What's going on?
Data out on Wednesday showed that US retail sales rose by less than expected last month. Just don’t remind Americans how much they spent at the pump…
What does this mean?
Retail sales in the US rose by a worse-than-expected 0.3% in February from the month before, a massive drop from January’s 4.9% uptick. And while sales in bars and restaurants were up, the real bumper growth came from a 5.3% increase in gas sales – partly down to folk paying higher prices at the pump. In fact, if you strip out those mighty gas station sales, then total retail sales were actually down 0.2%. After all, sales in 6 of the 13 retail categories fell last month: online shopping was down sharply, and sales at grocery and electrical stores dropped too.
Why should I care?
For markets: Hikes are like buses…
Those slow sales figures might signal that Americans are tightening their purse strings as prices rise. That, then, might be why the Federal Reserve (the Fed) raised interest rates by 0.25% on Wednesday, which should help cool down 40-year high inflation. And while it’s the central bank’s first rate hike since 2018, there might not be long to wait until the next one: the Fed said it’s likely to hike rates another six times this year (tweet this).
The bigger picture: The worst is yet to come.

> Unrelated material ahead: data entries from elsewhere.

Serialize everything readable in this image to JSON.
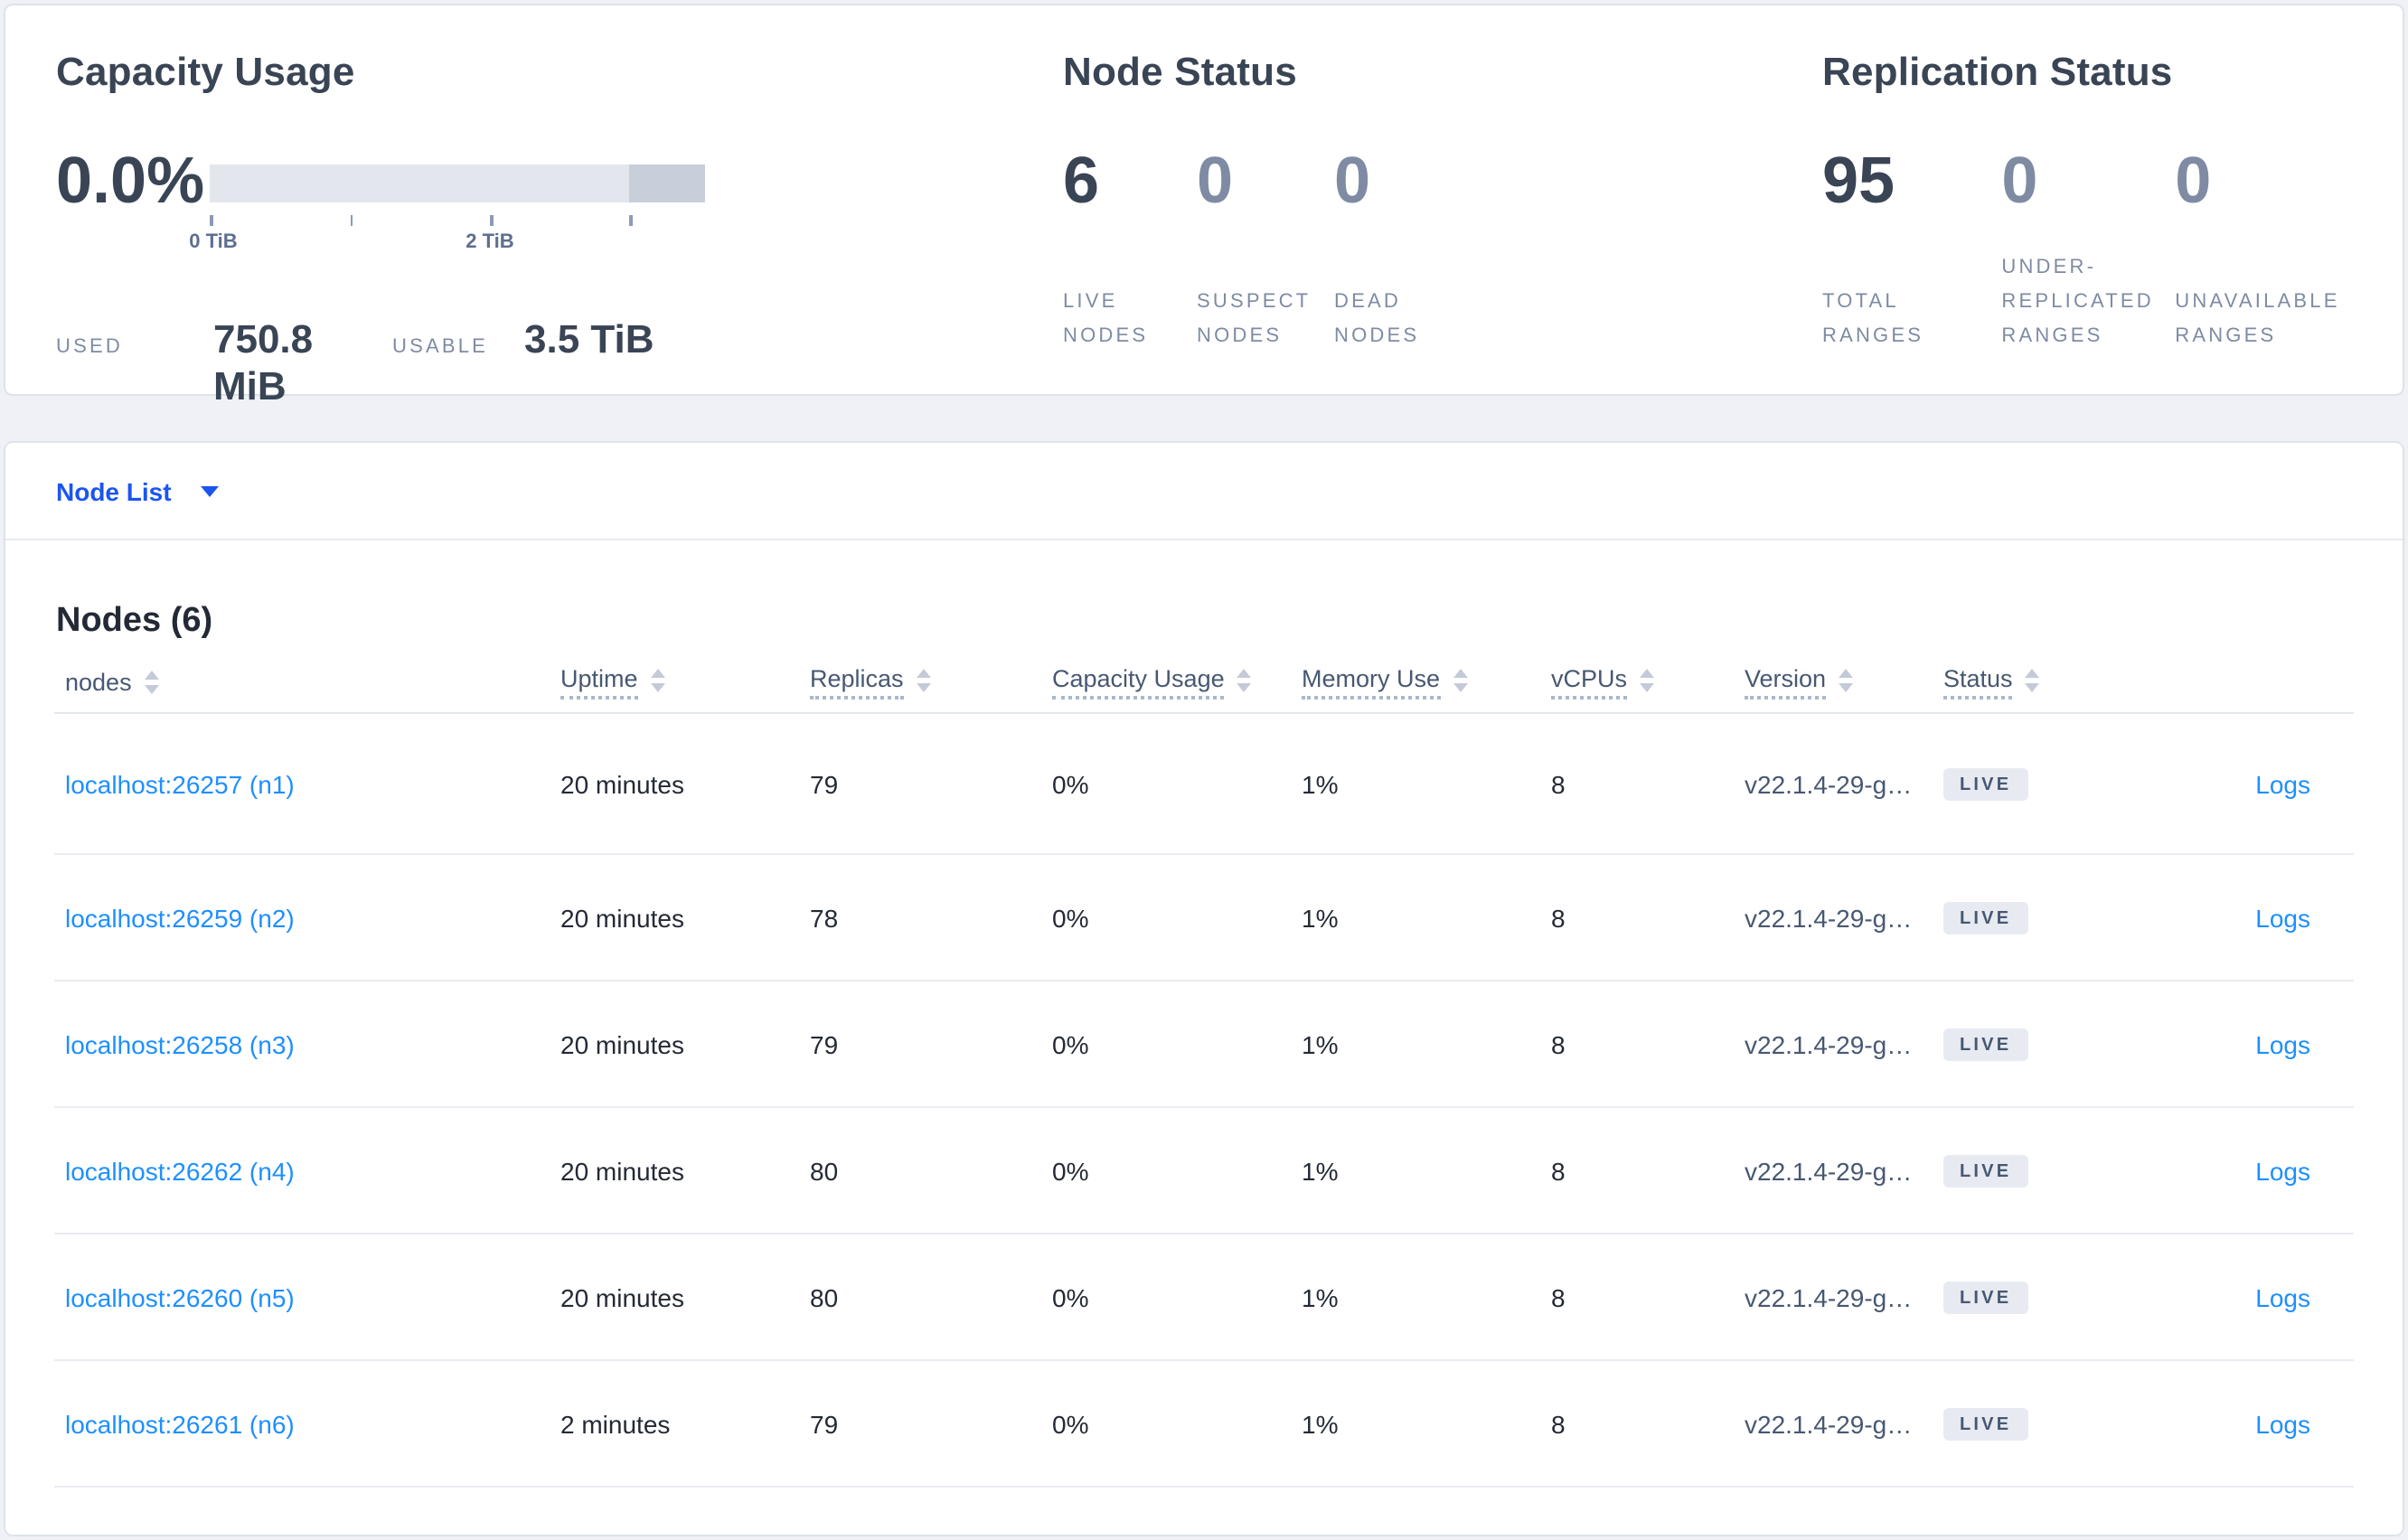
{
  "summary": {
    "capacity": {
      "title": "Capacity Usage",
      "percent": "0.0%",
      "tick_labels": [
        "0 TiB",
        "2 TiB"
      ],
      "used_label": "USED",
      "used_value": "750.8 MiB",
      "usable_label": "USABLE",
      "usable_value": "3.5 TiB"
    },
    "node_status": {
      "title": "Node Status",
      "stats": [
        {
          "value": "6",
          "label": "LIVE NODES",
          "emphasis": true
        },
        {
          "value": "0",
          "label": "SUSPECT NODES",
          "emphasis": false
        },
        {
          "value": "0",
          "label": "DEAD NODES",
          "emphasis": false
        }
      ]
    },
    "replication": {
      "title": "Replication Status",
      "stats": [
        {
          "value": "95",
          "label": "TOTAL RANGES",
          "emphasis": true
        },
        {
          "value": "0",
          "label": "UNDER-REPLICATED RANGES",
          "emphasis": false
        },
        {
          "value": "0",
          "label": "UNAVAILABLE RANGES",
          "emphasis": false
        }
      ]
    }
  },
  "view_selector": {
    "label": "Node List",
    "icon": "chevron-down-icon"
  },
  "table": {
    "title": "Nodes (6)",
    "columns": [
      {
        "label": "nodes",
        "sortable": true,
        "tooltip": false
      },
      {
        "label": "Uptime",
        "sortable": true,
        "tooltip": true
      },
      {
        "label": "Replicas",
        "sortable": true,
        "tooltip": true
      },
      {
        "label": "Capacity Usage",
        "sortable": true,
        "tooltip": true
      },
      {
        "label": "Memory Use",
        "sortable": true,
        "tooltip": true
      },
      {
        "label": "vCPUs",
        "sortable": true,
        "tooltip": true
      },
      {
        "label": "Version",
        "sortable": true,
        "tooltip": true
      },
      {
        "label": "Status",
        "sortable": true,
        "tooltip": true
      },
      {
        "label": "",
        "sortable": false,
        "tooltip": false
      }
    ],
    "rows": [
      {
        "node": "localhost:26257 (n1)",
        "uptime": "20 minutes",
        "replicas": "79",
        "capacity": "0%",
        "memory": "1%",
        "vcpus": "8",
        "version": "v22.1.4-29-g…",
        "status": "LIVE",
        "logs": "Logs"
      },
      {
        "node": "localhost:26259 (n2)",
        "uptime": "20 minutes",
        "replicas": "78",
        "capacity": "0%",
        "memory": "1%",
        "vcpus": "8",
        "version": "v22.1.4-29-g…",
        "status": "LIVE",
        "logs": "Logs"
      },
      {
        "node": "localhost:26258 (n3)",
        "uptime": "20 minutes",
        "replicas": "79",
        "capacity": "0%",
        "memory": "1%",
        "vcpus": "8",
        "version": "v22.1.4-29-g…",
        "status": "LIVE",
        "logs": "Logs"
      },
      {
        "node": "localhost:26262 (n4)",
        "uptime": "20 minutes",
        "replicas": "80",
        "capacity": "0%",
        "memory": "1%",
        "vcpus": "8",
        "version": "v22.1.4-29-g…",
        "status": "LIVE",
        "logs": "Logs"
      },
      {
        "node": "localhost:26260 (n5)",
        "uptime": "20 minutes",
        "replicas": "80",
        "capacity": "0%",
        "memory": "1%",
        "vcpus": "8",
        "version": "v22.1.4-29-g…",
        "status": "LIVE",
        "logs": "Logs"
      },
      {
        "node": "localhost:26261 (n6)",
        "uptime": "2 minutes",
        "replicas": "79",
        "capacity": "0%",
        "memory": "1%",
        "vcpus": "8",
        "version": "v22.1.4-29-g…",
        "status": "LIVE",
        "logs": "Logs"
      }
    ]
  },
  "colors": {
    "page_background": "#eff1f6",
    "card_border": "#dde3ea",
    "heading": "#394455",
    "muted_label": "#7e8ba3",
    "primary_link": "#1b55f0",
    "table_link": "#1e8fff",
    "table_text": "#242a35",
    "header_text": "#475872",
    "badge_background": "#e7eaf1",
    "bar_light": "#e3e6ed",
    "bar_dark": "#c9cfda"
  }
}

Households will really feel the pinch from those rate hikes, especially since inflation is also set to rise following Russia’s invasion of Ukraine. And if consumer spending – which makes up over two-thirds of the US economy – dips, economic growth could take a hit too. That might be why a survey out this week shows that economists predict there’s now a 33% chance of a recession in the next twelve months – up 10% from last month.